Useful diagnostics to use with Oceananigans. Mostly AbstractOperations
s and a few useful progress messengers.
To add the latest registered version from Julia:
julia>]
(v1.6) pkg> add Oceanostics
If you want the latest developments (which may or may not be unstable) you can add the latest version from github in the main
branch:
julia> using Pkg
julia> Pkg.add(url="https://github.com/tomchor/Oceanostics.jl.git", rev="main")
The keyword rev
let's you pick which github branch you want.
The example below is a simple illustration of the use of TimedProgressMessenger
(which keeps track
of how long each time step takes) and KineticEnergy
, which computed the kinetic energy of a flow.
(Note that (; tke, ε)
is a shorthand for (tke=tke, ε=ε)
.)
using Oceananigans
using Oceanostics
grid = RectilinearGrid(size=(4, 5, 6), extent=(1, 1, 1))
model = NonhydrostaticModel(grid=grid, closure=SmagorinskyLilly())
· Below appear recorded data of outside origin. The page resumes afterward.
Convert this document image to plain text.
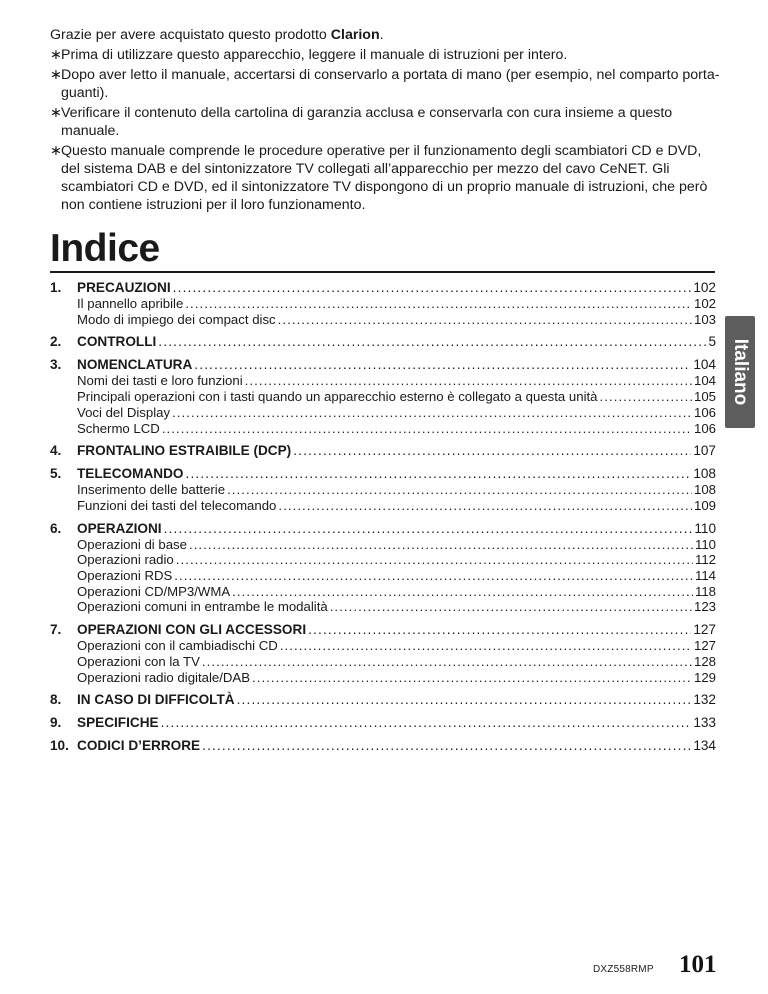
Grazie per avere acquistato questo prodotto Clarion.

∗ Prima di utilizzare questo apparecchio, leggere il manuale di istruzioni per intero.

∗ Dopo aver letto il manuale, accertarsi di conservarlo a portata di mano (per esempio, nel comparto porta-guanti).

∗ Verificare il contenuto della cartolina di garanzia acclusa e conservarla con cura insieme a questo manuale.

∗ Questo manuale comprende le procedure operative per il funzionamento degli scambiatori CD e DVD, del sistema DAB e del sintonizzatore TV collegati all’apparecchio per mezzo del cavo CeNET. Gli scambiatori CD e DVD, ed il sintonizzatore TV dispongono di un proprio manuale di istruzioni, che però non contiene istruzioni per il loro funzionamento.

Indice
1.	PRECAUZIONI . . .	102
Il pannello apribile . . .	102
Modo di impiego dei compact disc . . .	103
2.	CONTROLLI . . .	5
3.	NOMENCLATURA . . .	104
Nomi dei tasti e loro funzioni . . .	104
Principali operazioni con i tasti quando un apparecchio esterno è collegato a questa unità . . .	105
Voci del Display . . .	106
Schermo LCD . . .	106
4.	FRONTALINO ESTRAIBILE (DCP) . . .	107
5.	TELECOMANDO . . .	108
Inserimento delle batterie . . .	108
Funzioni dei tasti del telecomando . . .	109
6.	OPERAZIONI . . .	110
Operazioni di base . . .	110
Operazioni radio . . .	112
Operazioni RDS . . .	114
Operazioni CD/MP3/WMA . . .	118
Operazioni comuni in entrambe le modalità . . .	123
7.	OPERAZIONI CON GLI ACCESSORI . . .	127
Operazioni con il cambiadischi CD . . .	127
Operazioni con la TV . . .	128
Operazioni radio digitale/DAB . . .	129
8.	IN CASO DI DIFFICOLTÀ . . .	132
9.	SPECIFICHE . . .	133
10. CODICI D’ERRORE . . .	134
Italiano
DXZ558RMP 101
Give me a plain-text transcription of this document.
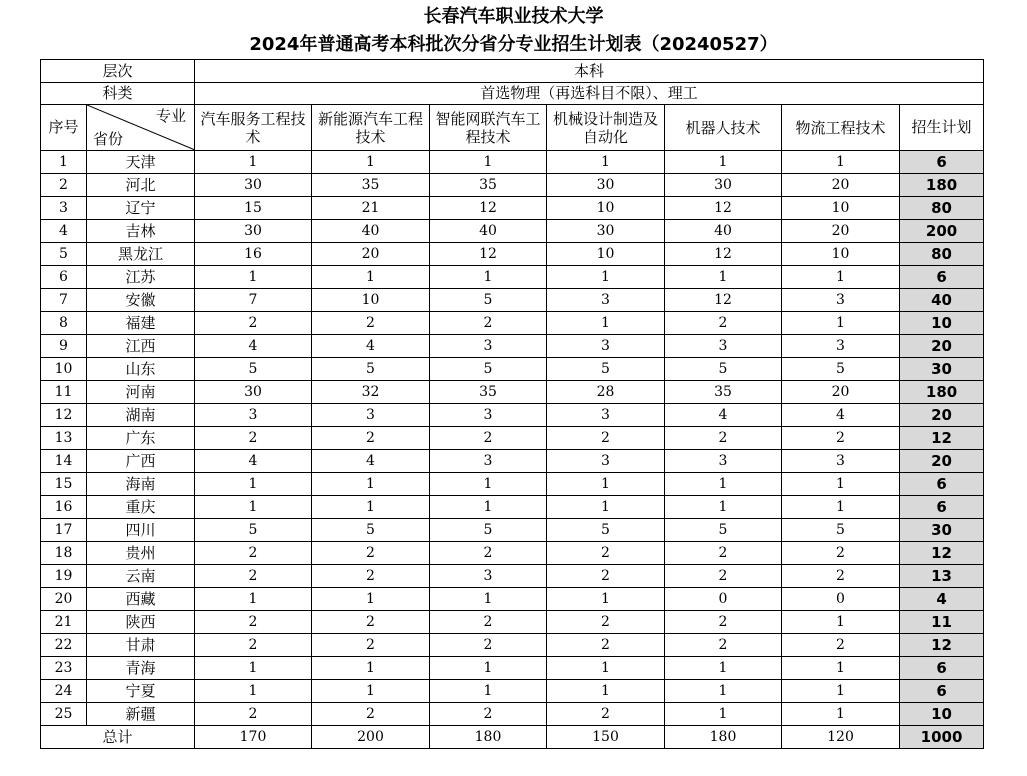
长春汽车职业技术大学
2024年普通高考本科批次分省分专业招生计划表（20240527）
层次		本科						
科类		首选物理（再选科目不限）、理工						
序号	专业
省份	汽车服务工程技术	新能源汽车工程技术	智能网联汽车工程技术	机械设计制造及自动化	机器人技术	物流工程技术	招生计划
1	天津	1	1	1	1	1	1	6
2	河北	30	35	35	30	30	20	180
3	辽宁	15	21	12	10	12	10	80
4	吉林	30	40	40	30	40	20	200
5	黑龙江	16	20	12	10	12	10	80
6	江苏	1	1	1	1	1	1	6
7	安徽	7	10	5	3	12	3	40
8	福建	2	2	2	1	2	1	10
9	江西	4	4	3	3	3	3	20
10	山东	5	5	5	5	5	5	30
11	河南	30	32	35	28	35	20	180
12	湖南	3	3	3	3	4	4	20
13	广东	2	2	2	2	2	2	12
14	广西	4	4	3	3	3	3	20
15	海南	1	1	1	1	1	1	6
16	重庆	1	1	1	1	1	1	6
17	四川	5	5	5	5	5	5	30
18	贵州	2	2	2	2	2	2	12
19	云南	2	2	3	2	2	2	13
20	西藏	1	1	1	1	0	0	4
21	陕西	2	2	2	2	2	1	11
22	甘肃	2	2	2	2	2	2	12
23	青海	1	1	1	1	1	1	6
24	宁夏	1	1	1	1	1	1	6
25	新疆	2	2	2	2	1	1	10
总计		170	200	180	150	180	120	1000
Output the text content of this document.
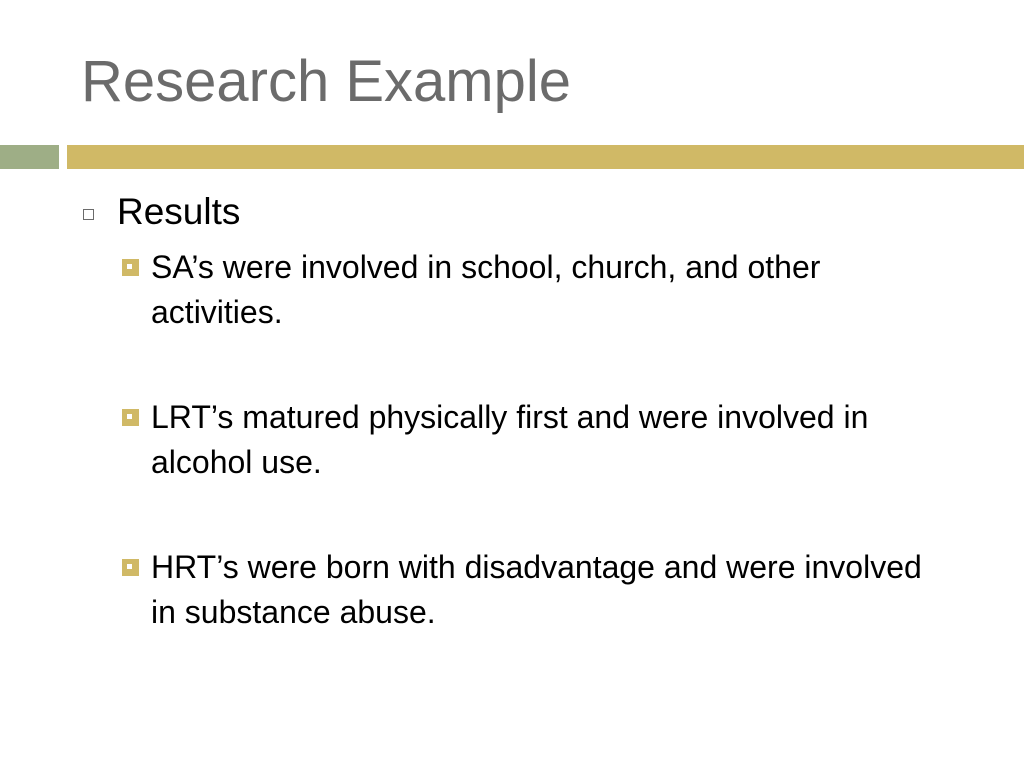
Research Example
Results
SA’s were involved in school, church, and other activities.
LRT’s matured physically first and were involved in alcohol use.
HRT’s were born with disadvantage and were involved in substance abuse.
simulation = Simulation(model, Δt=1, stop_iteration=10, progress=Oceanostics.TimedProgressMessenger(; LES=false))
ke = Field(KineticEnergy(model))
ε = Field(IsotropicViscousDissipationRate(model))
simulation.output_writers[:netcdf_writer] = NetCDFOutputWriter(model, (; ke, ε), filepath="out.nc", schedule=TimeInterval(2))
run!(simulation)
- Not every diagnostic has been thoroughly tested (we're still working on testing everything with CI).
- Most diagnostics are written very generally since most uses of averages, etc. do not assume any specific kind of averaging procedure. Chances are it "wastes" computations for a given specific application.